Three programs, three professors, three years: Students at Stafford Technical Center are slated to complete the construction of their 15th house, which is slated to go on the market within the next six months.

“On average, we do one every two years,” said Jeff Fowler, director of Stafford Tech’s Construction Technology program. “In the city roll we added over $1 million in total in tax revenue.”

City Assessor Barry Keefe said the city’s combined tax rate has benefited from Stafford Tech’s program that started in the late 1980s.

“There is absolutely no downside to this program,” Keefe said in an interview Monday. “They get the seed money, build on a couple of lots, sell to a private entity and get the proceeds, and they put the proceeds back into the next project.”

Fowler said every project begins with money loaned by Rutland City Public Schools to the Student Craft Corporation — a collaboration started by a group of instructors at Stafford Tech in the 1980s — to buy a parcel of land in Rutland where students in their Forestry, Plumbing and Electric, and Construction Technology programs could combine their skills and build energy efficient houses to sell at fair market value.

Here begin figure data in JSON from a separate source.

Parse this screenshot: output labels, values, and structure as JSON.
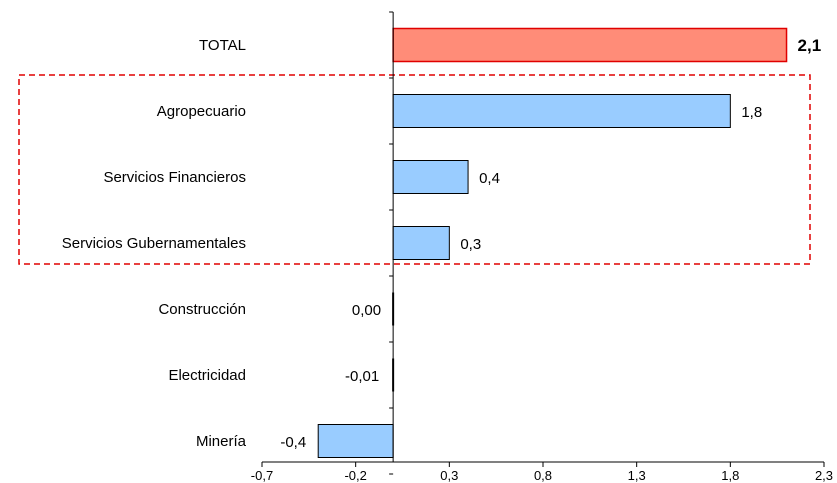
{
  "chart_data": {
    "type": "bar",
    "orientation": "horizontal",
    "categories": [
      "TOTAL",
      "Agropecuario",
      "Servicios Financieros",
      "Servicios Gubernamentales",
      "Construcción",
      "Electricidad",
      "Minería"
    ],
    "values": [
      2.1,
      1.8,
      0.4,
      0.3,
      0.0,
      -0.01,
      -0.4
    ],
    "value_labels": [
      "2,1",
      "1,8",
      "0,4",
      "0,3",
      "0,00",
      "-0,01",
      "-0,4"
    ],
    "xlim": [
      -0.7,
      2.3
    ],
    "xticks": [
      -0.7,
      -0.2,
      0.3,
      0.8,
      1.3,
      1.8,
      2.3
    ],
    "xtick_labels": [
      "-0,7",
      "-0,2",
      "0,3",
      "0,8",
      "1,3",
      "1,8",
      "2,3"
    ],
    "highlight_group": [
      "Agropecuario",
      "Servicios Financieros",
      "Servicios Gubernamentales"
    ],
    "title": "",
    "xlabel": "",
    "ylabel": "",
    "grid": false,
    "legend": "none"
  },
  "colors": {
    "total_fill": "#FF8C78",
    "total_stroke": "#E00000",
    "bar_fill": "#99CCFF",
    "bar_stroke": "#000000",
    "highlight_box": "#E00000",
    "axis": "#000000"
  }
}
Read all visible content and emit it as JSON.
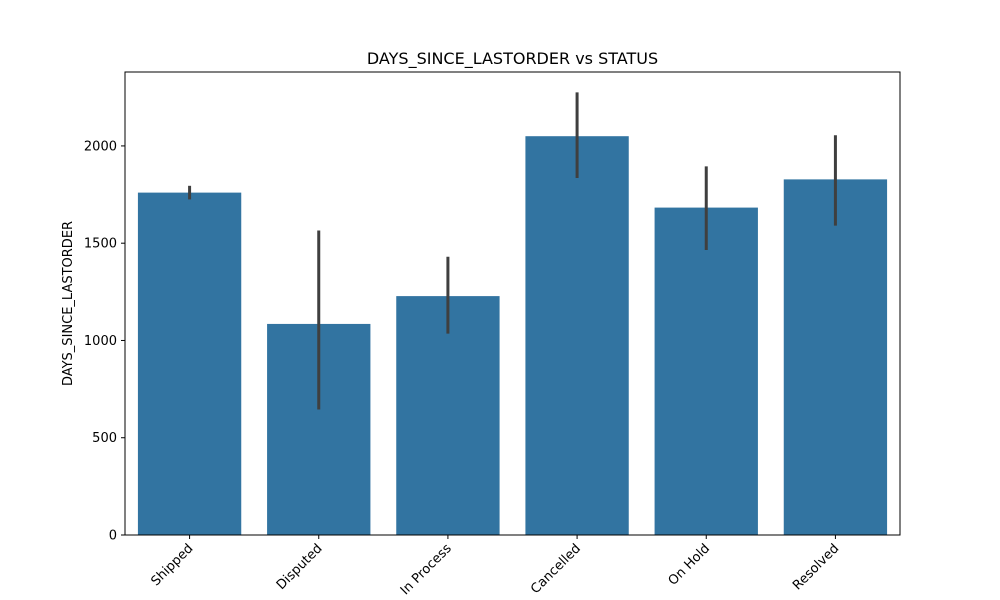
{
  "chart_data": {
    "type": "bar",
    "title": "DAYS_SINCE_LASTORDER vs STATUS",
    "xlabel": "",
    "ylabel": "DAYS_SINCE_LASTORDER",
    "categories": [
      "Shipped",
      "Disputed",
      "In Process",
      "Cancelled",
      "On Hold",
      "Resolved"
    ],
    "values": [
      1760,
      1085,
      1228,
      2050,
      1683,
      1828
    ],
    "error_low": [
      1725,
      645,
      1035,
      1835,
      1465,
      1590
    ],
    "error_high": [
      1795,
      1565,
      1430,
      2275,
      1895,
      2055
    ],
    "ylim": [
      0,
      2380
    ],
    "yticks": [
      0,
      500,
      1000,
      1500,
      2000
    ],
    "grid": false,
    "bar_color": "#3274a1",
    "error_color": "#3f3f3f"
  }
}
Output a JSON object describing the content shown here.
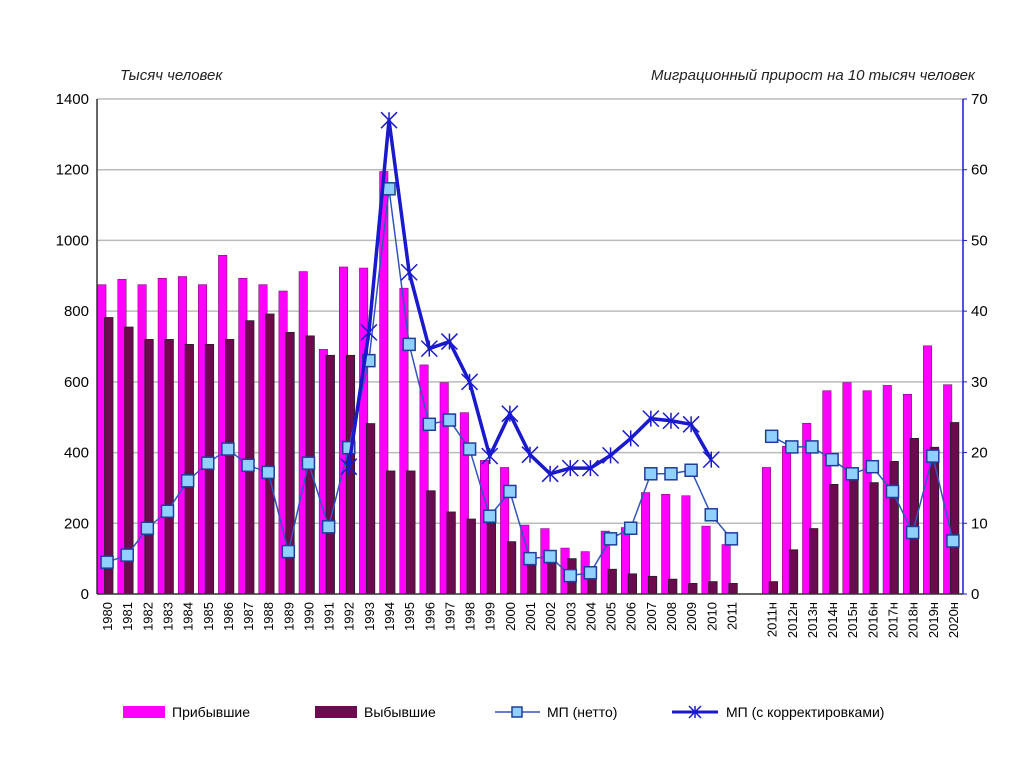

“If you see the work the kids do, it’s above average,” Keefe said. “They have faculty members supervising their work, so if they make an error, and if they don’t do things right, they take it out and replace it. In the private sector, you can’t do that … All the kids are learning marketable skills, so when they graduate, they can become plumbers and electricians.”

Once the house at 20 Giorgetti Blvd. is sold, the revenue pays back the initial loan from Rutland City Public Schools, with the difference funneled back into the program, Fowler said.

Their newest endeavor: a three-bedroom, single-level home with a porch, a back deck, a sweeping basement, two bathrooms, custom cabinetry and tiling, olive green vinyl siding, a rain garden, a concrete walkway, two-car garage — all on a 0.25 acre parcel of land.

“We’re looking at a $250,000 (value),” Fowler said. “We’ve had so much interest in the house, we’re hoping for a bidding war.”

For three years, a combined 45 students from the three programs at Stafford Tech spent an average of three hours a day building the house, from the foundation to the shingles, and construction is slated to finish in about two months, Fowler said.

“We build the interior and exterior walls, stack them up, and bring them to the site,” Fowler said. “We look for location in relation to school travel time in the city of Rutland, so we can connect to our own water systems.”

Mark Raishart’s Natural Resource classes rework the landscape, increasing the property value so the program can reap more financial benefits once it’s done.

“We did pavers, installed a concrete sidewalk in the front … it’s challenging to coordinate that many students, but it’s like a real building job. It’s just exacerbated when you have 45 kids there,” Raishart said.

“We made the rain garden, and the walkway, cleared a bunch of stuff in the backyard of the house,” said Devon Bussard, a senior in the forestry program.

After construction is finished, the plumbers in Chris Tooley’s Electrical and Plumbing program will swoop in to finish the sinks and faucets.

“They’re really excited to go out to the house,” Tooley said.

“I’ve been the city assessor for 25 years,” Keefe said. “I was here when they built the first house on Phillips Street. It’s a poster boy for programs like this all across the state … the city will buy a lot, put a house on it, and while they’re doing that they don’t pay any taxes. When they sell it, the new party, that goes on the tax rolls.”

Keefe said the houses add several million assessed-value dollars to Rutland’s grand list, bringing taxes down for the rest of the community.

“Getting to see the house slowly come together, see our hard work slowly pay off is pretty cool,” said Proctor student Dylan Scott, who started in the program as a forestry student and now is completing the house with his classmates on the construction technology side. “I did more interior work, did shelving for the laundry room, painted the walls, extension jams for the windows, caulking for the windows, sheetrock mud in the basement and sheetrock in the stairway.”

Scott said he plans on taking over his grandfather’s construction company, Scott Construction out of Crown Point, New York, with the knowledge gleaned in Stafford’s programs.

“This reinforced a lot of the construction skills, so I can do really good quality work, expand my business and attract customers,” Scott said.

Rutland junior Andrew Ebbighausen said he grew up helping his father, who built homes as a side job.

“This was something I already knew how to do,” Ebbighausen said. “It’s good to know to pull in extra side cash.”

“They replace a retiring workforce,” said Cindy Dunigan, outreach coordinator for Rutland City Public Schools. “They build the houses according to the community, and don’t build beyond the community.”

The experience, Fowler said, lasts through generations of Rutland County students, who are proud to come back and say they built a new piece of Rutland that will last hundreds of years and keep new families warm and dry.

And with the completion of 20 Giorgetti Blvd., Keefe and Fowler said they’re on the lookout for their next parcel in Rutland.

“We’re building legacies,” Fowler said. “We build real houses for real people and sell them for real money.”